Nouveau code du travail : Lucie Milebou-Aubusson trouve ce code du travail progressiste

Objet  de fortes tensions ces derniers jours entre  le ministère de l’emploi,  du travail et de la Fonction publique, le nouveau code du travail est critiqué par les partenaires sociaux.   La présidente du Sénat,  Lucie Milebou-Aubusson, tout en rappelant la  « forte implication » des syndicats dans l’élaboration du nouveau Code du travail,  trouve ce nouveau code du travail progressiste.

En effet, dimanche dernier,  14 syndicats ont appelé les parlementaires à ne pas voter en faveur du projet de Code de travail qu’a transmis le gouvernement à l’Assemblée nationale au motif qu’il ne serait pas consensuel.  Un point de vue contesté par la tutelle qui estime que les résultats de ce code sont le fruit d’une concertation entre l’exécutif, employeur et les syndicalistes.  Lucie Milebou-Aubusson épse. Mboussou la présidente du Senat  pense également que ce code serait le fruit d’une concertation.  

Dans un post publié ce mardi sur sa page Facebook, la présidente du Sénat confirme que « les innovations apportées par ce nouveau code progressiste résultent d’un projet de réforme né du dialogue tripartite : État, représentants des syndicats des travailleurs et des employeurs ».

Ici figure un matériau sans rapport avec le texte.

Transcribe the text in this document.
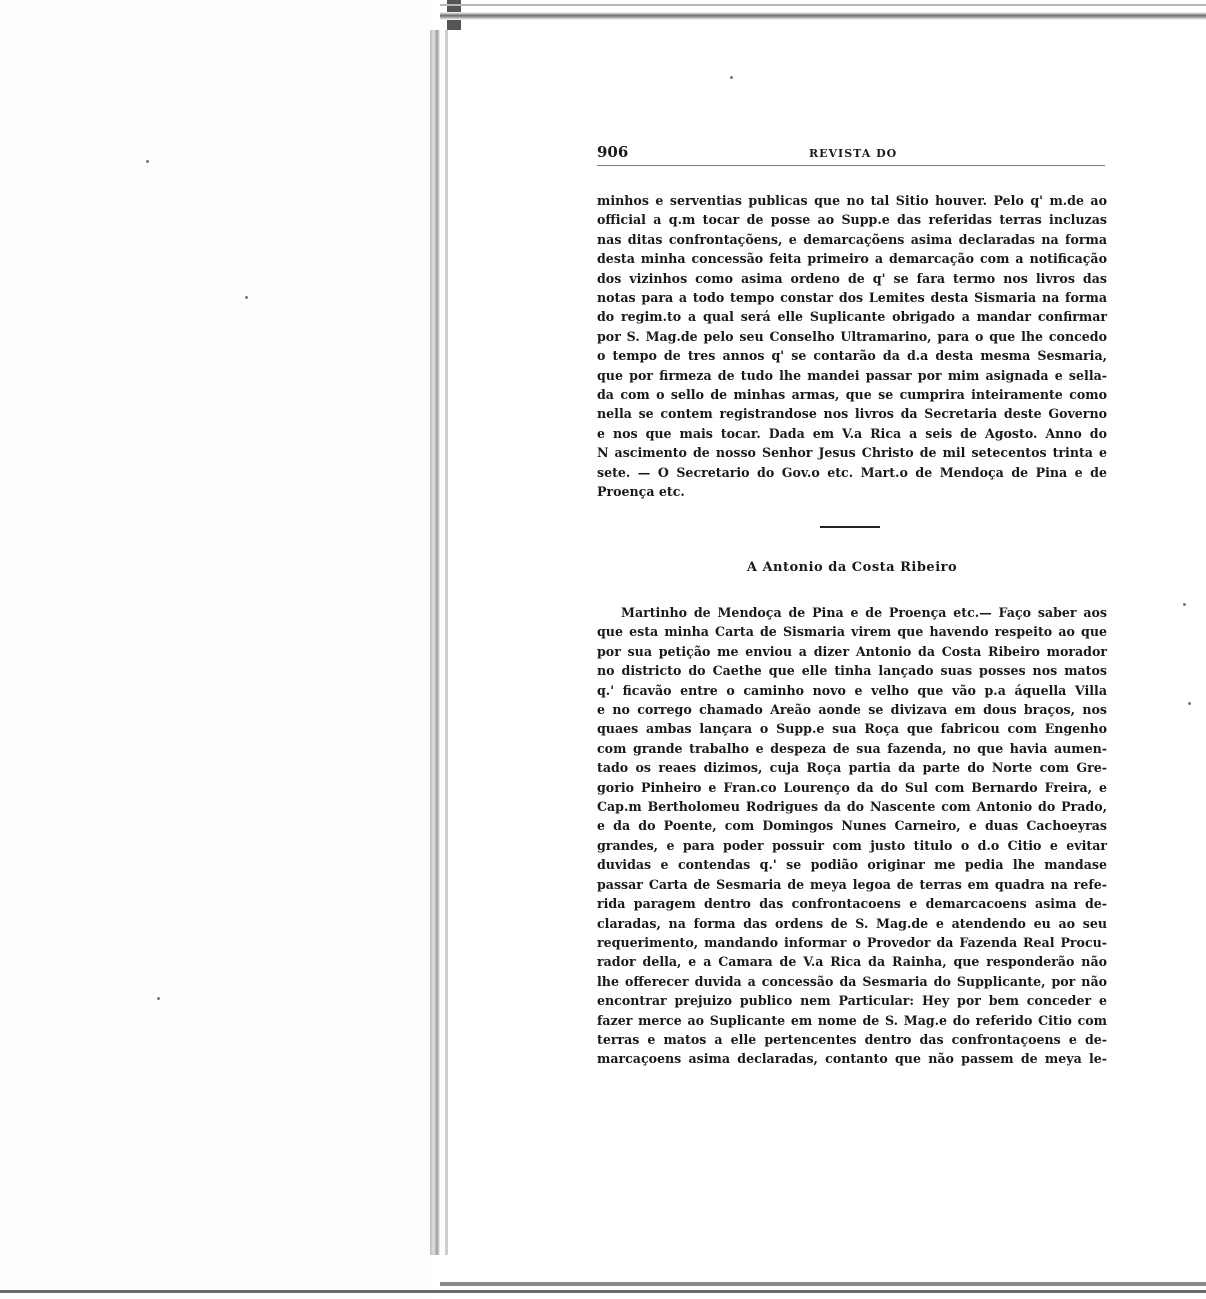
906	REVISTA DO
minhos e serventias publicas que no tal Sitio houver. Pelo q' m.de ao
official a q.m tocar de posse ao Supp.e das referidas terras incluzas
nas ditas confrontaçõens, e demarcaçõens asima declaradas na forma
desta minha concessão feita primeiro a demarcação com a notificação
dos vizinhos como asima ordeno de q' se fara termo nos livros das
notas para a todo tempo constar dos Lemites desta Sismaria na forma
do regim.to a qual será elle Suplicante obrigado a mandar confirmar
por S. Mag.de pelo seu Conselho Ultramarino, para o que lhe concedo
o tempo de tres annos q' se contarão da d.a desta mesma Sesmaria,
que por firmeza de tudo lhe mandei passar por mim asignada e sella-
da com o sello de minhas armas, que se cumprira inteiramente como
nella se contem registrandose nos livros da Secretaria deste Governo
e nos que mais tocar. Dada em V.a Rica a seis de Agosto. Anno do
N ascimento de nosso Senhor Jesus Christo de mil setecentos trinta e
sete. — O Secretario do Gov.o etc. Mart.o de Mendoça de Pina e de
Proença etc.
A Antonio da Costa Ribeiro
Martinho de Mendoça de Pina e de Proença etc.— Faço saber aos
que esta minha Carta de Sismaria virem que havendo respeito ao que
por sua petição me enviou a dizer Antonio da Costa Ribeiro morador
no districto do Caethe que elle tinha lançado suas posses nos matos
q.' ficavão entre o caminho novo e velho que vão p.a áquella Villa
e no corrego chamado Areão aonde se divizava em dous braços, nos
quaes ambas lançara o Supp.e sua Roça que fabricou com Engenho
com grande trabalho e despeza de sua fazenda, no que havia aumen-
tado os reaes dizimos, cuja Roça partia da parte do Norte com Gre-
gorio Pinheiro e Fran.co Lourenço da do Sul com Bernardo Freira, e
Cap.m Bertholomeu Rodrigues da do Nascente com Antonio do Prado,
e da do Poente, com Domingos Nunes Carneiro, e duas Cachoeyras
grandes, e para poder possuir com justo titulo o d.o Citio e evitar
duvidas e contendas q.' se podião originar me pedia lhe mandase
passar Carta de Sesmaria de meya legoa de terras em quadra na refe-
rida paragem dentro das confrontacoens e demarcacoens asima de-
claradas, na forma das ordens de S. Mag.de e atendendo eu ao seu
requerimento, mandando informar o Provedor da Fazenda Real Procu-
rador della, e a Camara de V.a Rica da Rainha, que responderão não
lhe offerecer duvida a concessão da Sesmaria do Supplicante, por não
encontrar prejuizo publico nem Particular: Hey por bem conceder e
fazer merce ao Suplicante em nome de S. Mag.e do referido Citio com
terras e matos a elle pertencentes dentro das confrontaçoens e de-
marcaçoens asima declaradas, contanto que não passem de meya le-
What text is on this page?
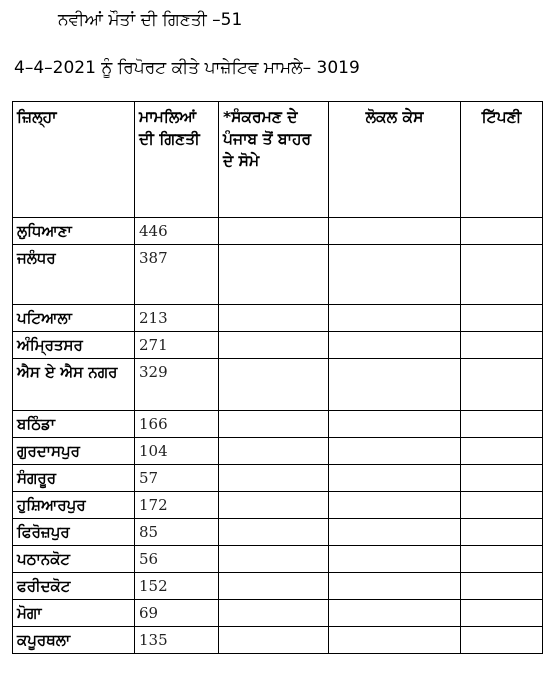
ਨਵੀਆਂ ਮੌਤਾਂ ਦੀ ਗਿਣਤੀ –51
4–4–2021 ਨੂੰ ਰਿਪੋਰਟ ਕੀਤੇ ਪਾਜ਼ੇਟਿਵ ਮਾਮਲੇ– 3019
ਜ਼ਿਲ੍ਹਾ	ਮਾਮਲਿਆਂ ਦੀ ਗਿਣਤੀ	*ਸੰਕਰਮਣ ਦੇ ਪੰਜਾਬ ਤੋਂ ਬਾਹਰ ਦੇ ਸੋਮੇ	ਲੋਕਲ ਕੇਸ	ਟਿੱਪਣੀ
ਲੁਧਿਆਣਾ	446			
ਜਲੰਧਰ	387			
ਪਟਿਆਲਾ	213			
ਅੰਮ੍ਰਿਤਸਰ	271			
ਐਸ ਏ ਐਸ ਨਗਰ	329			
ਬਠਿੰਡਾ	166			
ਗੁਰਦਾਸਪੁਰ	104			
ਸੰਗਰੂਰ	57			
ਹੁਸ਼ਿਆਰਪੁਰ	172			
ਫਿਰੋਜ਼ਪੁਰ	85			
ਪਠਾਨਕੋਟ	56			
ਫਰੀਦਕੋਟ	152			
ਮੋਗਾ	69			
ਕਪੂਰਥਲਾ	135			
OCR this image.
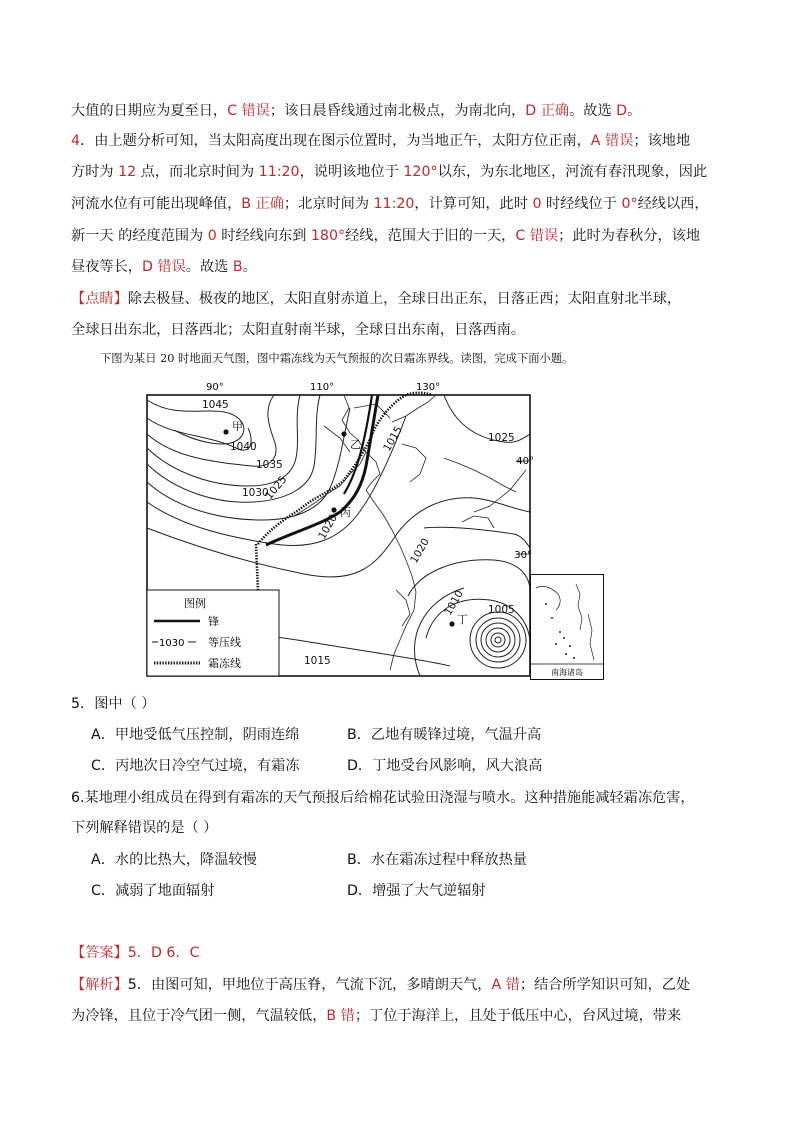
大值的日期应为夏至日，C 错误；该日晨昏线通过南北极点，为南北向，D 正确。故选 D。
4．由上题分析可知，当太阳高度出现在图示位置时，为当地正午，太阳方位正南，A 错误；该地地
方时为 12 点，而北京时间为 11:20，说明该地位于 120°以东，为东北地区，河流有春汛现象，因此
河流水位有可能出现峰值，B 正确；北京时间为 11:20，计算可知，此时 0 时经线位于 0°经线以西，
新一天 的经度范围为 0 时经线向东到 180°经线，范围大于旧的一天，C 错误；此时为春秋分，该地
昼夜等长，D 错误。故选 B。
【点睛】除去极昼、极夜的地区，太阳直射赤道上，全球日出正东，日落正西；太阳直射北半球，
全球日出东北，日落西北；太阳直射南半球，全球日出东南，日落西南。
下图为某日 20 时地面天气图，图中霜冻线为天气预报的次日霜冻界线。读图，完成下面小题。
90°	110°	130°
40°
30°
1045
1040
1035
1030
1025
1020
1015	1025
1020
1010 1005
1015
甲
乙
丙
丁
图例
锋
1030 等压线
霜冻线
南海诸岛
5．图中（ ）
A．甲地受低气压控制，阴雨连绵	B．乙地有暖锋过境，气温升高
C．丙地次日冷空气过境，有霜冻	D．丁地受台风影响，风大浪高
6.某地理小组成员在得到有霜冻的天气预报后给棉花试验田浇湿与喷水。这种措施能减轻霜冻危害，
下列解释错误的是（ ）
A．水的比热大，降温较慢	B．水在霜冻过程中释放热量
C．减弱了地面辐射	D．增强了大气逆辐射
【答案】5．D 6．C
【解析】5．由图可知，甲地位于高压脊，气流下沉，多晴朗天气，A 错；结合所学知识可知，乙处
为冷锋，且位于冷气团一侧，气温较低，B 错；丁位于海洋上，且处于低压中心，台风过境，带来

Si Lucie Milebou Aubusson qualifie de « progressiste » ce nouveau Code, c’est parce qu’il vise, rappelle-t-elle, à «renforcer les principes de protections des droits de travailleurs, ouvrir le marché du travail formel à de nouvelles catégories de travail, protéger le travailleur de la précarité, codifier le télétravail, créer des contrats flexibles, consacrer le dialogue social et codifier l’exécution du service minimum obligatoire ».

Cette position de la présidente du Sénat laisse déjà penser que  le destin législatif de ce texte ne fait aucun doute. Surtout que, dans les deux chambres du parlement, le PDG dispose d’une  majorité écrasante.